Paris [La Maroquinerie]
24/10/2013
Déjà y'a une paire d'année, personne ne voyait Sebadoh comme une tête d'affiche de la Route du Rock. Ok, ils jouaient le premier jour à 18h30 (concert à Oslo le lendemain oblige), mais quand même, Sebadoh quoi.
L'Ep sorti de nulle part, puis l'album annoncé pour l'automne 2013, tournée à suivre annoncée dès le début de l'été, ni une ni deux je prends ma place, pensant que la Maroquinerie va se remplir en quelques jours. Je me suis bien planté, à quelques heures du concert il en restait. Je me demande encore comment.

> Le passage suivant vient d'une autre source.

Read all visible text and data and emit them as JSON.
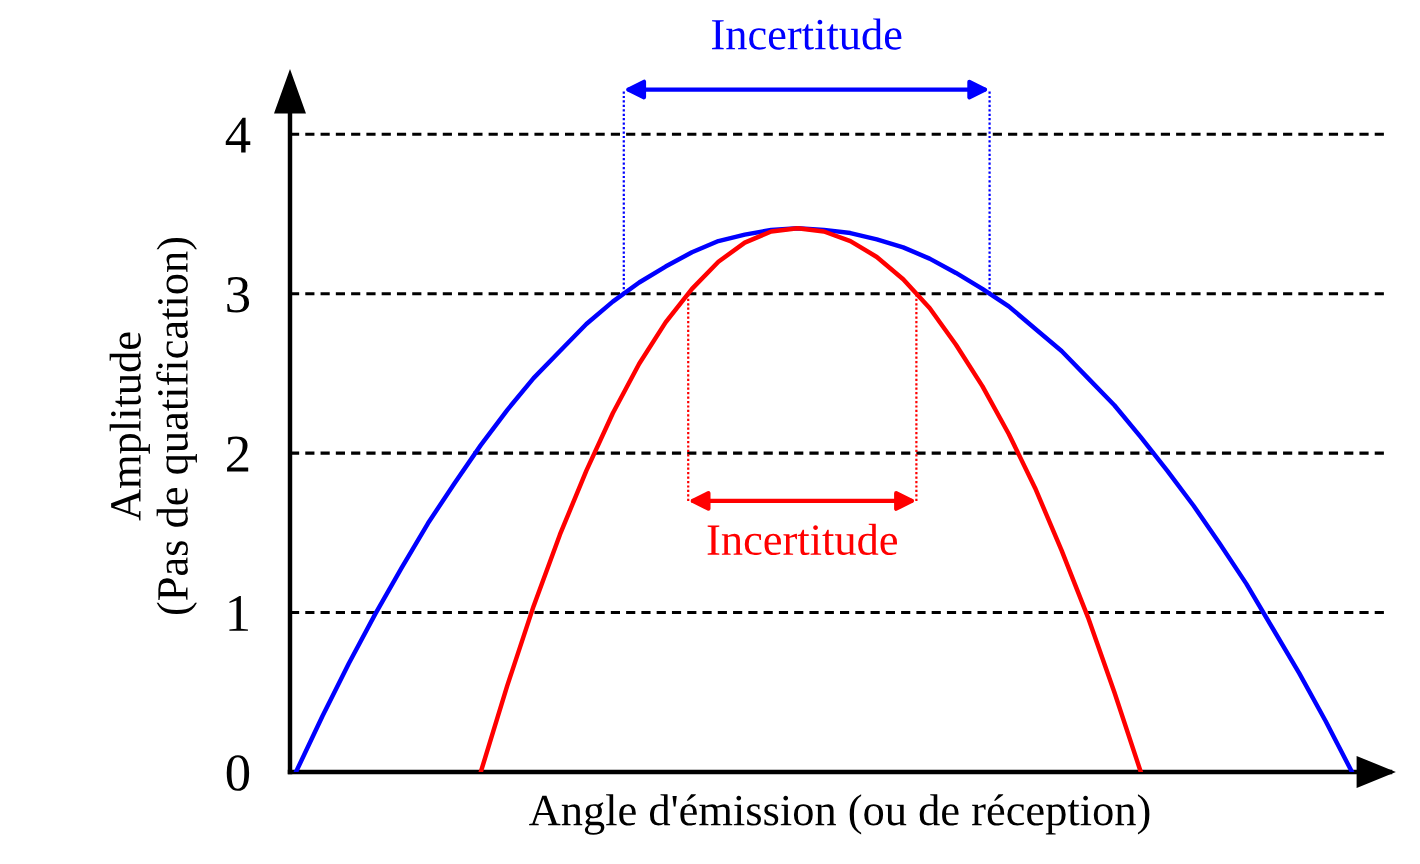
{
  "chart_data": {
    "type": "line",
    "xlabel": "Angle d'émission (ou de réception)",
    "ylabel": "Amplitude\n(Pas de quatification)",
    "categories": [
      null,
      null,
      null,
      null,
      null,
      null,
      null,
      null,
      null,
      null,
      null,
      null,
      null,
      null,
      null,
      null,
      null,
      null,
      null,
      null,
      null,
      null,
      null,
      null,
      null,
      null,
      null,
      null,
      null,
      null,
      null,
      null,
      null,
      null,
      null,
      null,
      null,
      null,
      null,
      null,
      null
    ],
    "series": [
      {
        "color": "#0000ff",
        "values": [
          0,
          0.35,
          0.68,
          0.99,
          1.28,
          1.56,
          1.81,
          2.05,
          2.27,
          2.47,
          2.64,
          2.81,
          2.95,
          3.07,
          3.17,
          3.26,
          3.33,
          3.37,
          3.4,
          3.41,
          3.4,
          3.38,
          3.34,
          3.29,
          3.22,
          3.13,
          3.03,
          2.92,
          2.78,
          2.64,
          2.47,
          2.3,
          2.1,
          1.89,
          1.67,
          1.43,
          1.18,
          0.9,
          0.62,
          0.32,
          0
        ]
      },
      {
        "color": "#ff0000",
        "values": [
          null,
          null,
          null,
          null,
          null,
          null,
          null,
          0,
          0.54,
          1.04,
          1.49,
          1.89,
          2.25,
          2.56,
          2.82,
          3.03,
          3.2,
          3.32,
          3.39,
          3.41,
          3.39,
          3.33,
          3.23,
          3.09,
          2.91,
          2.68,
          2.42,
          2.12,
          1.78,
          1.39,
          0.97,
          0.5,
          0,
          null,
          null,
          null,
          null,
          null,
          null,
          null,
          null
        ]
      }
    ],
    "annotations": [
      "Incertitude",
      "Incertitude"
    ],
    "ylim": [
      0,
      4.34
    ],
    "yticks": [
      0,
      1,
      2,
      3,
      4
    ],
    "grid": "y",
    "tick_labels": "y",
    "marker": "none",
    "line_style": "solid"
  }
}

En descendant l'escalier, on peut voir adossé à un pilier un type planqué derrière ses bouclettes & ses lunettes, devant lui le merch, LP, cd, badges, des magnets même (tout le monde a le droit à un frigo indie) ! Le temps d'acheter un disque, se l'faire signer (si on peut appeler ça comme ça) par Lou, une bière et nous voici dans l'arène, postés devant l'ampli basse, endroit stratégique s'il en est sachant que Lou Barlow & Jason Lowenstein échange régulièrement de place selon les titres joués, entraînant ses minutes de réaccordage.
C'est assez étrange comme sensation un concert de Sebadoh, on a beau écouter ce groupe depuis une bonne quinzaine d'année, l'impression de voir des potes jouer demeure, accentuée par l'intimité (toute relative) de la Maroquinerie. Quand le premier titre chanté par Jason arrive, on dit à Lou posté alors devant nous qu'on n'entend pas sa voix. Qu'à cela ne tienne, il s'agenouille & tourne les retours vers nous. L'est cool ce Lou. & quand un technicien veut tourner l'enceinte vers la scène, Mr Barlow lui dit de ne pas le faire, qu'on doit pouvoir entendre les voix. Grand Classe.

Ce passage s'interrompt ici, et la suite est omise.